標題: 以模糊理論與高頻項目集為基礎之文件分群研究
Fuzzy Frequent Itemset-based Textual Document Clustering
作者: 陳淳齡
Chen, Chun-Ling
梁 婷
曾守正
Liang, Tyne
Tseng, Frank S.C.
資訊科學與工程研究所
關鍵字: 文件分群;文字探勘;關聯規則探勘;高頻項目集;模糊集合理論;WordNet;Document Clustering;Text Mining;Association Rule Mining;Frequent Itemsets;Fuzzy Set Theory;WordNet
公開日期: 2009
摘要: 隨著文字類型文件的數量大幅成長,文件分群技術可用來有效管理這些數量龐大的文件,以便於日後的檢索及瀏覽。為了提升文件分群品質,近年來陸續有學者採用關聯規則探勘技術所產生之高頻項目集於文件分群方法中,解決了一般在文件分群中常遇到的高維度詞彙、執行效能、分群正確性、和自動產生有意義之群集標籤等多項問題。然而,採用關聯規則探勘技術較容易忽略重要且出現頻率較少的關鍵詞彙,再者如項目間的關係程度太高,也會產生數量過多的高頻項目集,造成分群執行時間過長。因此,本研究提出三個以模糊理論和高頻項目集為基礎的文件分群方法,主要是利用模糊關聯規則探勘技術所產生之模糊高頻項目集來有效降低詞彙維度,並可依每個詞彙在文件集中的散佈情況和出現頻率,區分為高頻詞、中頻詞或低頻詞。 本研究首先提出Fuzzy Frequent Itemset-based Hierarchical Document Clustering (F^2IHC) 方法,主要是利用模糊關聯規則探勘技術找出關鍵詞彙間的關聯性,進而以模糊高頻項目集來產生候選群集,並藉由計算文件與候選群集間的相似度來進行文件分群。此外,並將分群結果以階層式群集樹來呈現,使得歸類好的群集具有容易瀏覽的特性。第二,為了能使用具概念性詞彙來自動標註為群集標籤,我們提出Fuzzy Frequent Itemset-based Document Clustering (F^2IDC) 方法,此方法結合WordNet探索關鍵詞彙間的語意關係,並加入從WordNet中對應出的上位詞 (hypernyms)於文件中,進而擷取出具概念性的群集標籤來表示群集主題。

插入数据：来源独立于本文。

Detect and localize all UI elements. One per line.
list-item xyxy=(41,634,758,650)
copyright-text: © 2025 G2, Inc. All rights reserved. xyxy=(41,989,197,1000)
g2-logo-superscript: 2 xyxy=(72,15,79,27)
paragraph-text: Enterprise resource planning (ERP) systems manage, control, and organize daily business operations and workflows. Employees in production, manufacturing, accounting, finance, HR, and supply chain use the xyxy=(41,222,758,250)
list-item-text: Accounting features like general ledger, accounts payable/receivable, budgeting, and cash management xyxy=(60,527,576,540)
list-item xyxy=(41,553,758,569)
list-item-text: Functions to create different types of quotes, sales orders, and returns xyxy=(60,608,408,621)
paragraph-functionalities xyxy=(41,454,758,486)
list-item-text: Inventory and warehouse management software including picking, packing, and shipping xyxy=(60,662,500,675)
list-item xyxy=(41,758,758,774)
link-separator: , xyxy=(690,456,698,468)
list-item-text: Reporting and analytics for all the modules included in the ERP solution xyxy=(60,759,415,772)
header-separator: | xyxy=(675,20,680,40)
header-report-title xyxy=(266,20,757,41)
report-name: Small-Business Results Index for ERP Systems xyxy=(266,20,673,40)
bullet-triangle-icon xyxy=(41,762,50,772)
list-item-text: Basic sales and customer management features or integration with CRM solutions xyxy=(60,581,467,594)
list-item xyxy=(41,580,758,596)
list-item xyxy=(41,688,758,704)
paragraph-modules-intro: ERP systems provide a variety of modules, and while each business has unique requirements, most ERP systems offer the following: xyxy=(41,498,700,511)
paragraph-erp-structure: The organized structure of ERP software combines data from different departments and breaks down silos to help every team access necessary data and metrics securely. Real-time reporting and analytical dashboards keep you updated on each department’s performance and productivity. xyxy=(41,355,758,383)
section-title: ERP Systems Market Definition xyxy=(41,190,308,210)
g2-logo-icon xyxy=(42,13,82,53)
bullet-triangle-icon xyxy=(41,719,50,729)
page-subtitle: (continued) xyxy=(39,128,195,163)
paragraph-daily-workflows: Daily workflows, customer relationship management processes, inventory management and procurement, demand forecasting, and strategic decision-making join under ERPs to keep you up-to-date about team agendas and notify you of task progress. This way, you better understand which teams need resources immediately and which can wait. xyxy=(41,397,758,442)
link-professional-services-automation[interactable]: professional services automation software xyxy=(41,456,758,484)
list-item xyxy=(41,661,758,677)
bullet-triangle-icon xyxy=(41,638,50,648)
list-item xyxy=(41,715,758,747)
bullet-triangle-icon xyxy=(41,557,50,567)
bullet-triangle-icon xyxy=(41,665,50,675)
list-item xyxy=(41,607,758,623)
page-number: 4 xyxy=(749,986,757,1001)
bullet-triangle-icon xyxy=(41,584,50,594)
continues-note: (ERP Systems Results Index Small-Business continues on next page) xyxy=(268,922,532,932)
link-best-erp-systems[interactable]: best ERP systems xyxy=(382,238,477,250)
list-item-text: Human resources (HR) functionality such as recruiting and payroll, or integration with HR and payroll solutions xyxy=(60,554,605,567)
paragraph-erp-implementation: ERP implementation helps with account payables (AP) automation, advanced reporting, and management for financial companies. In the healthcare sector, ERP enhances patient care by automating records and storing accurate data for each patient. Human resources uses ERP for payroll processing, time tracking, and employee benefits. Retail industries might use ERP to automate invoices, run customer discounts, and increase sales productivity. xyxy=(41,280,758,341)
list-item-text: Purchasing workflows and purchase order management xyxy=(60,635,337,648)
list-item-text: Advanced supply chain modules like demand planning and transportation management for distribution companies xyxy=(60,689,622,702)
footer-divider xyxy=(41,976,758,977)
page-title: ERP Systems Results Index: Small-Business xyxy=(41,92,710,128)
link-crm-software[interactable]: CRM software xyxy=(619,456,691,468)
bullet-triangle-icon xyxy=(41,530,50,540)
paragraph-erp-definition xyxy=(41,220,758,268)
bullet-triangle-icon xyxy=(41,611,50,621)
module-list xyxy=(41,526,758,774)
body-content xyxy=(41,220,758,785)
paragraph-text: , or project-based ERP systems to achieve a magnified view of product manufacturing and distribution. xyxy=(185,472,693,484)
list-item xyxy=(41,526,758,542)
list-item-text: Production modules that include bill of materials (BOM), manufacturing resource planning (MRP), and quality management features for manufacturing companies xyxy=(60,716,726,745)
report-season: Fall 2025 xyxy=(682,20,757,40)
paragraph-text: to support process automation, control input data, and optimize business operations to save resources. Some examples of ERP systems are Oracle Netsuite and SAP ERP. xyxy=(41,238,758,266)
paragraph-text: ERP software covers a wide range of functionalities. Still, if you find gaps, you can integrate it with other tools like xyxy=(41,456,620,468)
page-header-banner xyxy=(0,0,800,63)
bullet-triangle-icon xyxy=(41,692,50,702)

第三,我們提出Fuzzy Frequent Itemset-based Soft Clustering (F^2ISC) 方法,此方法主要是擴充 F2IDC 方法,並採用模糊理論之α-cut法,能使一份文件分群到一至多個群集中。 在本研究的文件分群過程中,由於使用模糊高頻項目集降低詞彙維度,且所產生之模糊高頻項目集並不會隨著文件數而增加,所以可有效地應用於大文件集的分群上。與傳統的分群方法相比較,實驗結果顯示本論文所提出之研究方法,能有效提高文件分群的正確性與效能,使得文件分群效果更加完善。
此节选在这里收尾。